I would guess there is some trick in what exactly what to sent to elink. Using esearch
instead of elink
there is the special term NXLV
for immediate descendants. This gets most of the ones missing from taxize:
library(rentrez)
one_down <- entrez_search(db="taxonomy", term="Bacteria[NXLV]", use_history=TRUE)
summs <- entrez_summary(db="taxonomy", web_history=one_down$web_history)
t(extract_from_esummary(summs, c("scientificname", "rank", "taxid")))
scientificname rank taxid
1936987 "Balneolaeota" "phylum" 1936987
1930617 "Calditrichaeota" "phylum" 1930617
1853220 "Rhodothermaeota" "phylum" 1853220
1802340 "Nitrospinae/Tectomicrobia group" "" 1802340
1783272 "Terrabacteria group" "" 1783272
1783270 "FCB group" "" 1783270
1783257 "PVC group" "" 1783257
629425 "Bacteria ferula" "species" 629425
629405 "Bacteria bahiensis" "species" 629405
629404 "Bacteria baculus" "species" 629404
629403 "Bacteria apolinari" "species" 629403
629401 "Bacteria ambigua" "species" 629401
629398 "Bacteria acuminatocercata" "species" 629398
629397 "Bacteria aborigena" "species" 629397
629396 "Bacteria abnormis" "species" 629396
508458 "Synergistetes" "phylum" 508458
203691 "Spirochaetes" "phylum" 203691
200940 "Thermodesulfobacteria" "phylum" 200940
200938 "Chrysiogenetes" "phylum" 200938
200930 "Deferribacteres" "phylum" 200930
200918 "Thermotogae" "phylum" 200918
200783 "Aquificae" "phylum" 200783
74152 "Elusimicrobia" "phylum" 74152
68297 "Dictyoglomi" "phylum" 68297
67814 "Caldiserica" "phylum" 67814
57723 "Acidobacteria" "phylum" 57723
48479 "environmental samples" "" 48479
40117 "Nitrospirae" "phylum" 40117
32066 "Fusobacteria" "phylum" 32066
2323 "unclassified Bacteria" "" 2323
1224 "Proteobacteria" "phylum" 1224
Not sure how helpful this is for the specific question, but it at least shows these taxa are accessible via eUtils.... :confused:
@sckott Hmm, nothing about the request seems off to me. Some of the missing phyla are fairly new, see https://www.ncbi.nlm.nih.gov/pubmed/27287844. I wonder if there is some something screwy on the Entrez side? Stale cached values for children ("Next Level"), perhaps?
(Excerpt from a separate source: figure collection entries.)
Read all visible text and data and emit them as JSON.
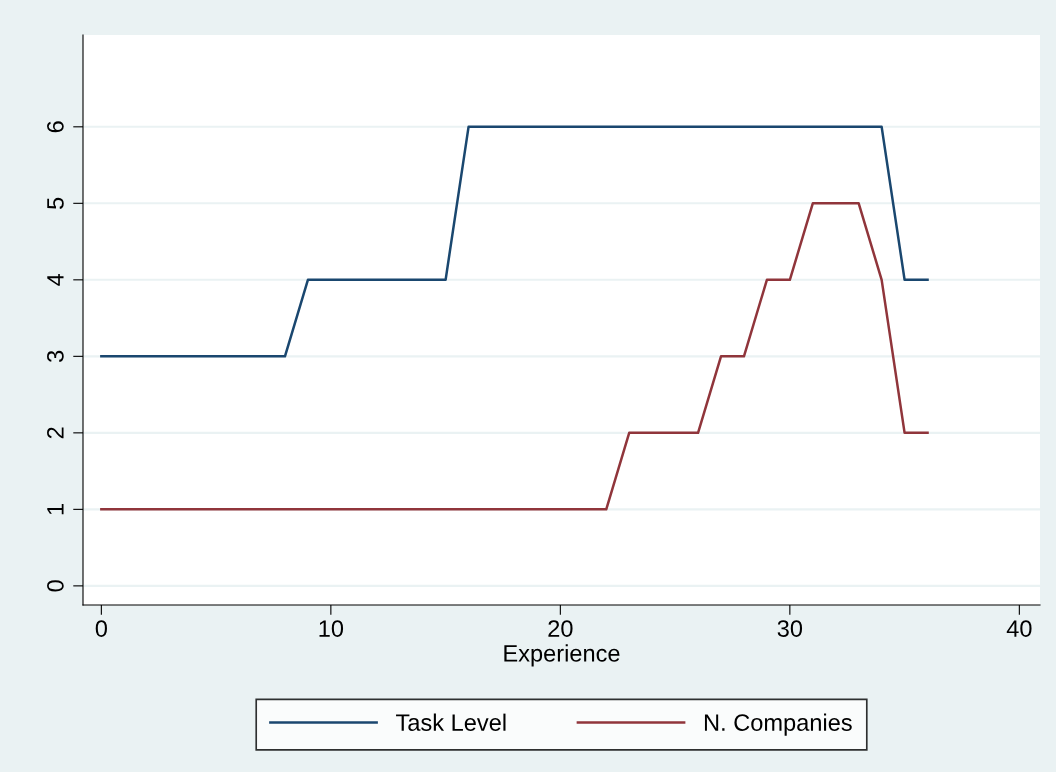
{
  "chart_data": {
    "type": "line",
    "xlabel": "Experience",
    "series": [
      {
        "name": "Task Level",
        "color": "#1a476f",
        "x": [
          0,
          8,
          9,
          15,
          16,
          34,
          35,
          36
        ],
        "values": [
          3,
          3,
          4,
          4,
          6,
          6,
          4,
          4
        ]
      },
      {
        "name": "N. Companies",
        "color": "#90353b",
        "x": [
          0,
          22,
          23,
          26,
          27,
          28,
          29,
          30,
          31,
          33,
          34,
          35,
          36
        ],
        "values": [
          1,
          1,
          2,
          2,
          3,
          3,
          4,
          4,
          5,
          5,
          4,
          2,
          2
        ]
      }
    ],
    "xlim": [
      -0.8,
      40.9
    ],
    "ylim": [
      -0.25,
      7.2
    ],
    "xticks": [
      0,
      10,
      20,
      30,
      40
    ],
    "yticks": [
      0,
      1,
      2,
      3,
      4,
      5,
      6
    ],
    "grid": "y",
    "legend": "bottom",
    "marker": "none",
    "line_style": "solid"
  }
}
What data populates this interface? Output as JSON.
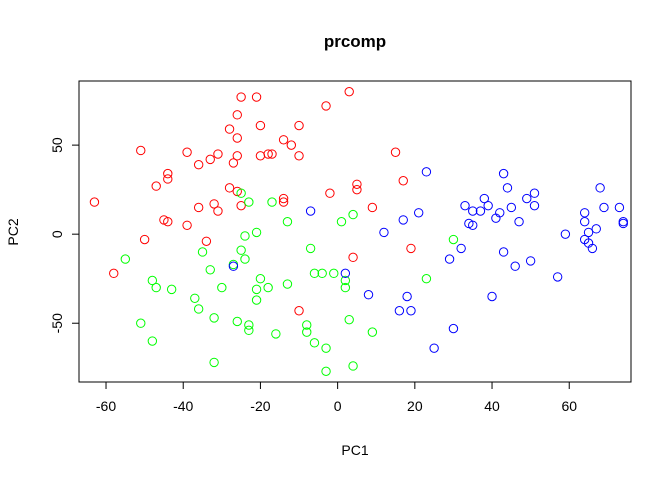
{
  "chart_data": {
    "type": "scatter",
    "title": "prcomp",
    "xlabel": "PC1",
    "ylabel": "PC2",
    "xlim": [
      -67,
      76
    ],
    "ylim": [
      -83,
      86
    ],
    "xticks": [
      -60,
      -40,
      -20,
      0,
      20,
      40,
      60
    ],
    "yticks": [
      -50,
      0,
      50
    ],
    "x_tick_labels": [
      "-60",
      "-40",
      "-20",
      "0",
      "20",
      "40",
      "60"
    ],
    "y_tick_labels": [
      "-50",
      "0",
      "50"
    ],
    "grid": false,
    "legend": "none",
    "marker": "open-circle",
    "series": [
      {
        "color": "#ff0000",
        "points": [
          [
            -63,
            18
          ],
          [
            -58,
            -22
          ],
          [
            -51,
            47
          ],
          [
            -50,
            -3
          ],
          [
            -47,
            27
          ],
          [
            -45,
            8
          ],
          [
            -44,
            7
          ],
          [
            -44,
            31
          ],
          [
            -44,
            34
          ],
          [
            -39,
            46
          ],
          [
            -39,
            5
          ],
          [
            -36,
            15
          ],
          [
            -36,
            39
          ],
          [
            -34,
            -4
          ],
          [
            -33,
            42
          ],
          [
            -32,
            17
          ],
          [
            -31,
            13
          ],
          [
            -31,
            45
          ],
          [
            -28,
            26
          ],
          [
            -28,
            59
          ],
          [
            -27,
            40
          ],
          [
            -26,
            44
          ],
          [
            -26,
            54
          ],
          [
            -26,
            67
          ],
          [
            -26,
            24
          ],
          [
            -25,
            77
          ],
          [
            -25,
            16
          ],
          [
            -21,
            77
          ],
          [
            -20,
            61
          ],
          [
            -20,
            44
          ],
          [
            -18,
            45
          ],
          [
            -17,
            45
          ],
          [
            -14,
            53
          ],
          [
            -14,
            20
          ],
          [
            -14,
            18
          ],
          [
            -12,
            50
          ],
          [
            -10,
            61
          ],
          [
            -10,
            44
          ],
          [
            -10,
            -43
          ],
          [
            -3,
            72
          ],
          [
            -2,
            23
          ],
          [
            3,
            80
          ],
          [
            4,
            -13
          ],
          [
            5,
            25
          ],
          [
            5,
            28
          ],
          [
            9,
            15
          ],
          [
            15,
            46
          ],
          [
            17,
            30
          ],
          [
            19,
            -8
          ]
        ]
      },
      {
        "color": "#00ff00",
        "points": [
          [
            -55,
            -14
          ],
          [
            -51,
            -50
          ],
          [
            -48,
            -60
          ],
          [
            -48,
            -26
          ],
          [
            -47,
            -30
          ],
          [
            -43,
            -31
          ],
          [
            -37,
            -36
          ],
          [
            -36,
            -42
          ],
          [
            -35,
            -10
          ],
          [
            -33,
            -20
          ],
          [
            -32,
            -72
          ],
          [
            -32,
            -47
          ],
          [
            -30,
            -30
          ],
          [
            -27,
            -17
          ],
          [
            -26,
            -49
          ],
          [
            -25,
            -9
          ],
          [
            -25,
            23
          ],
          [
            -24,
            -1
          ],
          [
            -24,
            -14
          ],
          [
            -23,
            -54
          ],
          [
            -23,
            -51
          ],
          [
            -23,
            18
          ],
          [
            -21,
            1
          ],
          [
            -21,
            -37
          ],
          [
            -21,
            -31
          ],
          [
            -20,
            -25
          ],
          [
            -18,
            -30
          ],
          [
            -17,
            18
          ],
          [
            -16,
            -56
          ],
          [
            -13,
            7
          ],
          [
            -13,
            -28
          ],
          [
            -8,
            -51
          ],
          [
            -8,
            -55
          ],
          [
            -7,
            -8
          ],
          [
            -6,
            -22
          ],
          [
            -6,
            -61
          ],
          [
            -4,
            -22
          ],
          [
            -3,
            -64
          ],
          [
            -3,
            -77
          ],
          [
            -1,
            -22
          ],
          [
            1,
            7
          ],
          [
            2,
            -26
          ],
          [
            2,
            -30
          ],
          [
            3,
            -48
          ],
          [
            4,
            11
          ],
          [
            4,
            -74
          ],
          [
            9,
            -55
          ],
          [
            23,
            -25
          ],
          [
            30,
            -3
          ]
        ]
      },
      {
        "color": "#0000ff",
        "points": [
          [
            -27,
            -18
          ],
          [
            -7,
            13
          ],
          [
            2,
            -22
          ],
          [
            8,
            -34
          ],
          [
            12,
            1
          ],
          [
            16,
            -43
          ],
          [
            17,
            8
          ],
          [
            18,
            -35
          ],
          [
            19,
            -43
          ],
          [
            21,
            12
          ],
          [
            23,
            35
          ],
          [
            25,
            -64
          ],
          [
            29,
            -14
          ],
          [
            30,
            -53
          ],
          [
            32,
            -8
          ],
          [
            33,
            16
          ],
          [
            34,
            6
          ],
          [
            35,
            13
          ],
          [
            35,
            5
          ],
          [
            37,
            13
          ],
          [
            38,
            20
          ],
          [
            39,
            16
          ],
          [
            40,
            -35
          ],
          [
            41,
            9
          ],
          [
            42,
            12
          ],
          [
            43,
            34
          ],
          [
            43,
            -10
          ],
          [
            44,
            26
          ],
          [
            45,
            15
          ],
          [
            46,
            -18
          ],
          [
            47,
            7
          ],
          [
            49,
            20
          ],
          [
            50,
            -15
          ],
          [
            51,
            16
          ],
          [
            51,
            23
          ],
          [
            57,
            -24
          ],
          [
            59,
            0
          ],
          [
            64,
            12
          ],
          [
            64,
            7
          ],
          [
            64,
            -3
          ],
          [
            65,
            -5
          ],
          [
            65,
            1
          ],
          [
            66,
            -8
          ],
          [
            67,
            3
          ],
          [
            68,
            26
          ],
          [
            69,
            15
          ],
          [
            73,
            15
          ],
          [
            74,
            7
          ],
          [
            74,
            6
          ]
        ]
      }
    ]
  }
}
I am not sure either. Perhaps the term=Bacteria[Next Level]
is filtering out some things that are associated with taxon ID 2, but not with "Bacteria" for some reason. Ideally, the term
argument would not be needed, since we just want to child IDs for ID 2, regardless of the "term", but we never we able to get ENTREZ to do that.
By the way, the title of this issue sounds like an interesting science fiction novel.
thanks @dwinter @arendsee @zachary-foster
@dwinter your approach might work, though i'm not sure how we'd programmatically filter out to get only the direct children. i guess we can consult our iternal data.frame of ranks and their orders and only pick the direct descendant rank from the one queried? thoughts folks?